Speech writers typically have a background in English, communications, or journalism, and manage oral communications for a variety of corporate or public figures. Career statistics aren't available specifically in speech writing, but rather the fields of writers and authors, which remains very competitive.
Speech writers pen speeches for leaders such as politicians, CEOs and university presidents; a speech writer's words and phrases should effectively convey the policy or agenda of the speaker. A bachelor's degree in communications or journalism is generally required for this profession.
|Required Education||Bachelor's degree|
|Projected Job Growth (2018-2028)*||0% for writers and authors, 4% for media and communications writers|
|Median Salary (2018)*||$62,170 for writers and authors|
Source: *U.S. Bureau of Labor Statistics
Speech writers research complicated issues and then organize and simplify them for general and specific audiences. They are often asked to make last-minute revisions before deadlines.
People who succeed at speech writing are excellent collaborators. They must be able to adapt to the hands-on style of some speakers who know what they want to say and work closely with speech writers. Other executives prefer speech writers to analyze the subject matter on their own and then submit a speech for editorial review. Writers must adapt to the personal style of the speech maker to finalize a speech that reflects the style, standards and goals of a public official or corporate officer.

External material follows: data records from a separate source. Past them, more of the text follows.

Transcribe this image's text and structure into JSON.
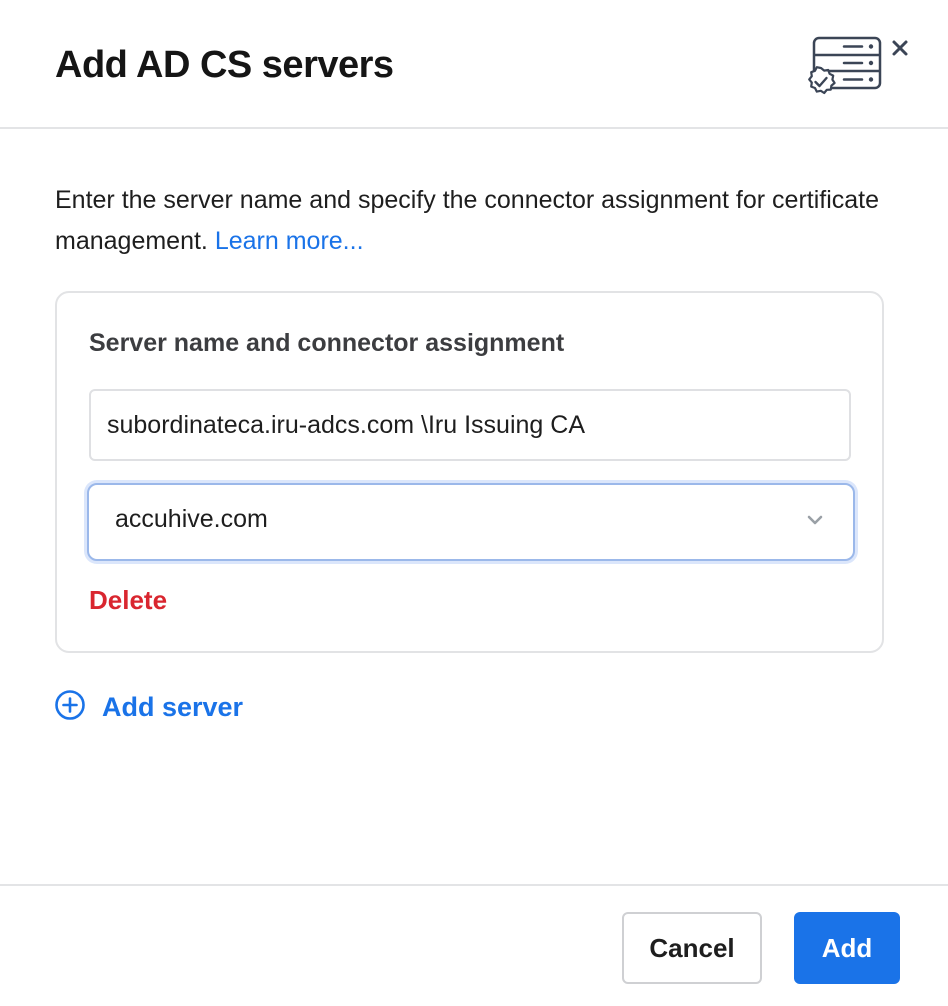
{
  "dialog": {
    "title": "Add AD CS servers",
    "header_icon": "server-certificate-icon",
    "close_icon": "close-icon"
  },
  "description": {
    "text": "Enter the server name and specify the connector assignment for certificate management. ",
    "link_text": "Learn more..."
  },
  "server_card": {
    "label": "Server name and connector assignment",
    "server_name_value": "subordinateca.iru-adcs.com \\Iru Issuing CA",
    "connector_selected": "accuhive.com",
    "chevron_icon": "chevron-down-icon",
    "delete_label": "Delete"
  },
  "add_server": {
    "icon": "plus-circle-icon",
    "label": "Add server"
  },
  "footer": {
    "cancel_label": "Cancel",
    "add_label": "Add"
  },
  "colors": {
    "accent": "#1a73e8",
    "danger": "#d9262f",
    "focus_ring": "#9bb8ea"
  }
}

Speech writers work for elected officials, public relations firms, corporations, non-profit organizations and universities. They also might work as freelance writers. A speech writer at a university might prepare speeches for administrators that reflect institutional policies. A CEO might use a speech writer to help convey corporate policies and decisions at a conference. Some communications and public relations jobs include speech writing duties in addition to preparing written material and developing marketing strategies.
Salary and Career Outlook
According to the U.S. Bureau of Labor Statistics (BLS), writers who worked in the advertising and public relations industry averaged a salary of $75,880 in 2018, and those working for the federal executive branch of government earned an average of $98,870. Data from the BLS shows the highest concentration of jobs for writers in 2018 was in the District of Columbia, with New York a distant second.

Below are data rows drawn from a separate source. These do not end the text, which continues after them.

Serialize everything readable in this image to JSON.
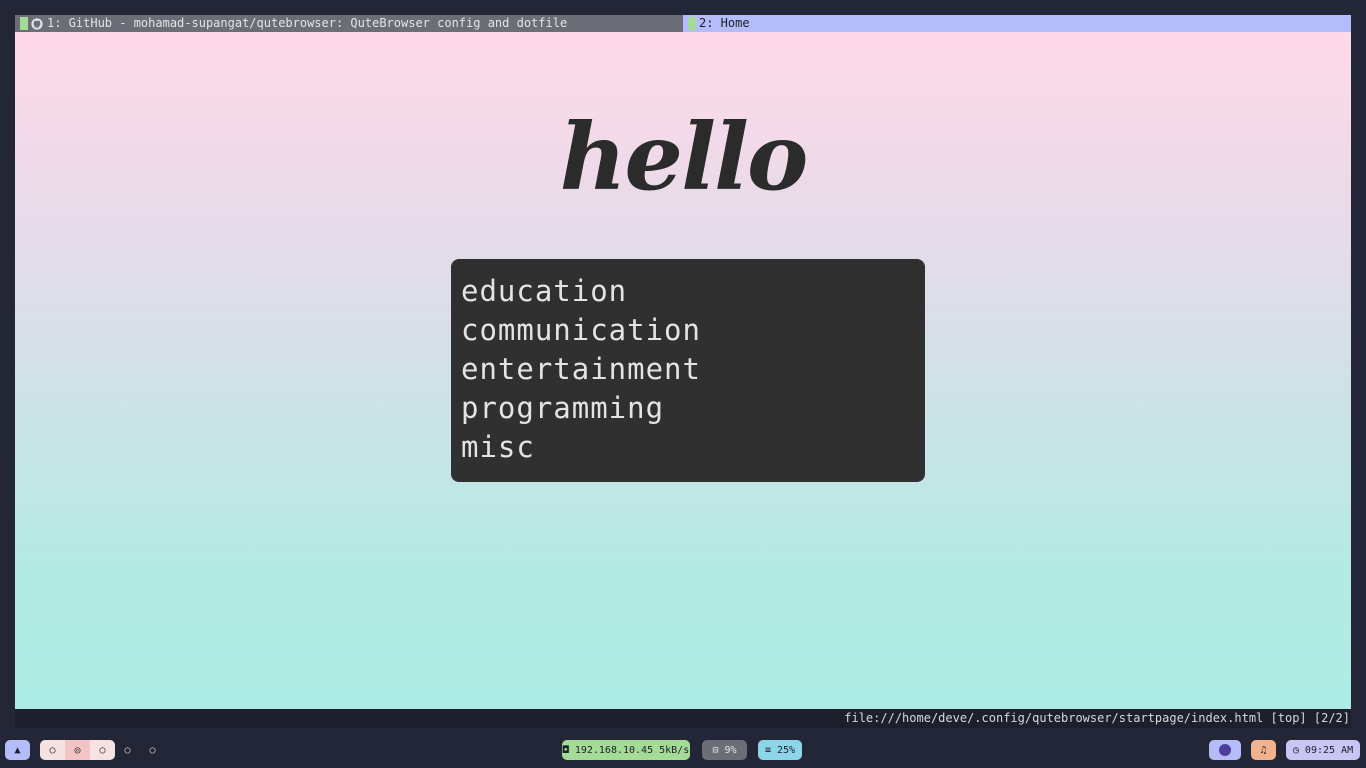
{
  "tabs": [
    {
      "label": "1: GitHub - mohamad-supangat/qutebrowser: QuteBrowser config and dotfile",
      "icon": "github-icon"
    },
    {
      "label": "2: Home"
    }
  ],
  "page": {
    "heading": "hello",
    "menu": [
      "education",
      "communication",
      "entertainment",
      "programming",
      "misc"
    ]
  },
  "statusbar": {
    "url": "file:///home/deve/.config/qutebrowser/startpage/index.html",
    "position": "[top]",
    "tab_index": "[2/2]"
  },
  "panel": {
    "launcher_glyph": "▲",
    "workspaces": [
      "○",
      "◎",
      "○",
      "○",
      "○"
    ],
    "network": "◘ 192.168.10.45 5kB/s",
    "cpu": "⊟ 9%",
    "memory": "≡ 25%",
    "bell_glyph": "♫",
    "clock": "◷ 09:25 AM"
  },
  "colors": {
    "active_tab": "#b4bcf9",
    "inactive_tab": "#6b6e77",
    "menu_bg": "#303030",
    "network_pill": "#a4dc97",
    "memory_pill": "#8dd5e9",
    "bell_pill": "#f2b28e"
  }
}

The BLS reports jobs for writers and authors are expected to experience little to no change from 2018 to 2028. The BLS predicts writers with electronic media expertise might gain an advantage in this competitive field.

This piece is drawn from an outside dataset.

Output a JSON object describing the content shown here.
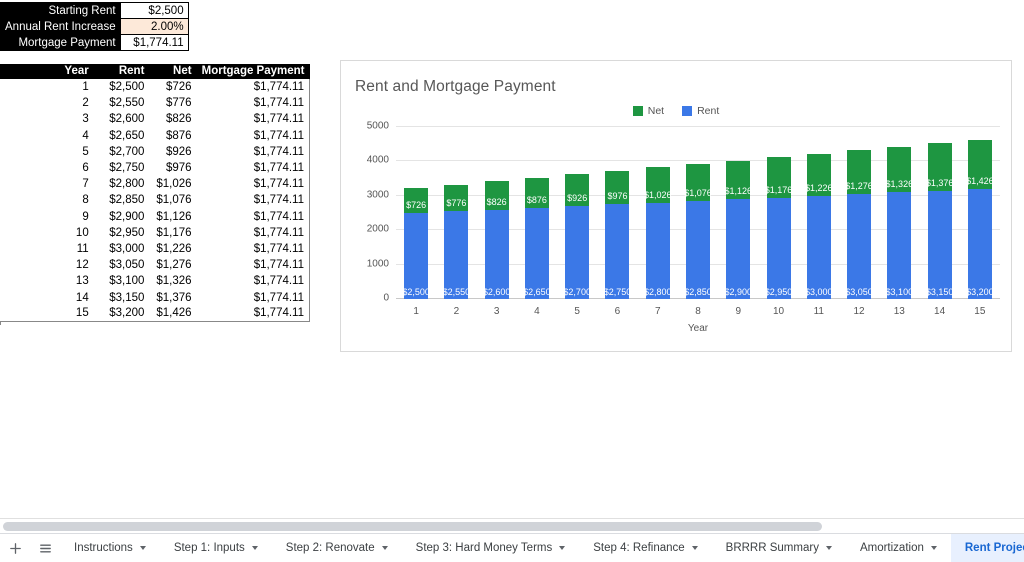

Speech writers should acquire a bachelor's degree in journalism, communications or English. Students interested in writing speeches for politicians might find it useful to obtain a political science minor.
Speech courses help writers learn to prepare a speech and understand the audience/speaker dynamic. Speech courses teach argument, persuasion and rhetoric skills. Students learn to:
- Gather information
- Understand mass communication
- Engage audiences
- Deliver sound bites
- Convey policy
- Use communication technology
The field of writers and authors is growing at a lower than average pace, however the field of communications has slightly better prospects over the next four years. Higher education, versatility, and strong communication skills all give speech writers an upper hand in this field. Salary can vary depending on sector.